Potent, bright green buds of hydroponic marijuana have become more lucrative per pound than cocaine in some areas, law enforcement officials say, and homegrown operations are popping up all over the nation -- in California, Florida, Connecticut and New Hampshire, even Cleveland, Ohio.
It's a crime trend that's troubling the White House Office of National Drug Control Policy (ONDCP), which released a report last month saying that marijuana potency has nearly doubled since 1983 -- leading to what the ONDCP calls a spike in marijuana addiction.
In an interview with ABC News, the director of Drug Control Policy for the ONDCP, John Walters, said that currently "the single biggest cause of addiction in the United States among illegal drugs is not cocaine, is not meth[amphetamine] is not heroin. It's marijuana.''
But government studies and addiction experts say that claim isn't borne out in the data.
Earlier this month, Lieutenant Greg Garland and members of the three-year old San Bernadino County Sheriff's Department's marijuana task force raided a home in Rancho Cucamonga, California. Garland said the bust was one of their biggest and provides a telling window into the remarkable sophistication and planning that can go into an investment in a marijuana McMansion.
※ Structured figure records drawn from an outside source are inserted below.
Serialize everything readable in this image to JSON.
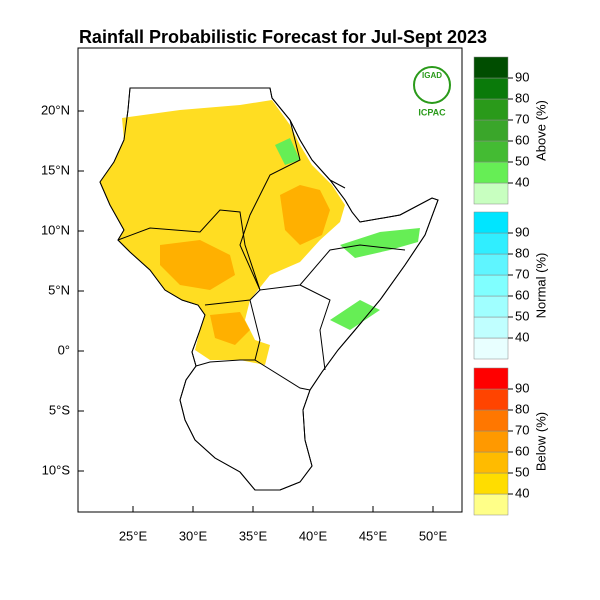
{
  "title": "Rainfall Probabilistic Forecast for Jul-Sept 2023",
  "map": {
    "lat_ticks": [
      "20°N",
      "15°N",
      "10°N",
      "5°N",
      "0°",
      "5°S",
      "10°S"
    ],
    "lon_ticks": [
      "25°E",
      "30°E",
      "35°E",
      "40°E",
      "45°E",
      "50°E"
    ]
  },
  "logo": {
    "name": "IGAD",
    "org": "ICPAC"
  },
  "colorbars": [
    {
      "label": "Above (%)",
      "ticks": [
        40,
        50,
        60,
        70,
        80,
        90
      ],
      "colors": [
        "#c8ffc0",
        "#66ee55",
        "#44bb33",
        "#3aa62a",
        "#2a9a1a",
        "#0a7a0a",
        "#004d00"
      ]
    },
    {
      "label": "Normal (%)",
      "ticks": [
        40,
        50,
        60,
        70,
        80,
        90
      ],
      "colors": [
        "#e8ffff",
        "#c0ffff",
        "#a0ffff",
        "#80ffff",
        "#5ff5ff",
        "#30eeff",
        "#00e5ff"
      ]
    },
    {
      "label": "Below (%)",
      "ticks": [
        40,
        50,
        60,
        70,
        80,
        90
      ],
      "colors": [
        "#ffff88",
        "#ffdd00",
        "#ffbb00",
        "#ff9900",
        "#ff7700",
        "#ff4400",
        "#ff0000"
      ]
    }
  ]
}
Experts say that tighter security along our southern borders is forcing a shift in a marijuana smuggling. Unlike coca leaves, which require the equatorial climates of South American to grow well, marijuana can be harvested in the basements of upper-middle class America.
At the Rancho Cucamonga home, authorities said they found 634 plants in various stages of growth growing inside the house. Since each plant normally yields about a pound of pot, which at this level of potency has a wholesale value of $3,500 and a street value double that, according to government figures, there was enough weed in the home to reap more than $4 million. The home sold for $695,000, with a $556,000 mortgage. Operational costs were estimated at approximately $50,000, Lt. Garland told ABC News.
The house was using enough electricity to power the whole block, Garland said. In a tactic that even law enforcement officials said showed impressive criminality, local power lines were carefully rerouted and rigged so that if someone from the power company tested the home's electricity meter, it would instantly shut down power usage to that of a normal home.
Lt. Garland said that his task force has raided about 50 marijuana McMansions this year so far, and have traced the owners back to criminal gangs from a variety of different ethnic groups.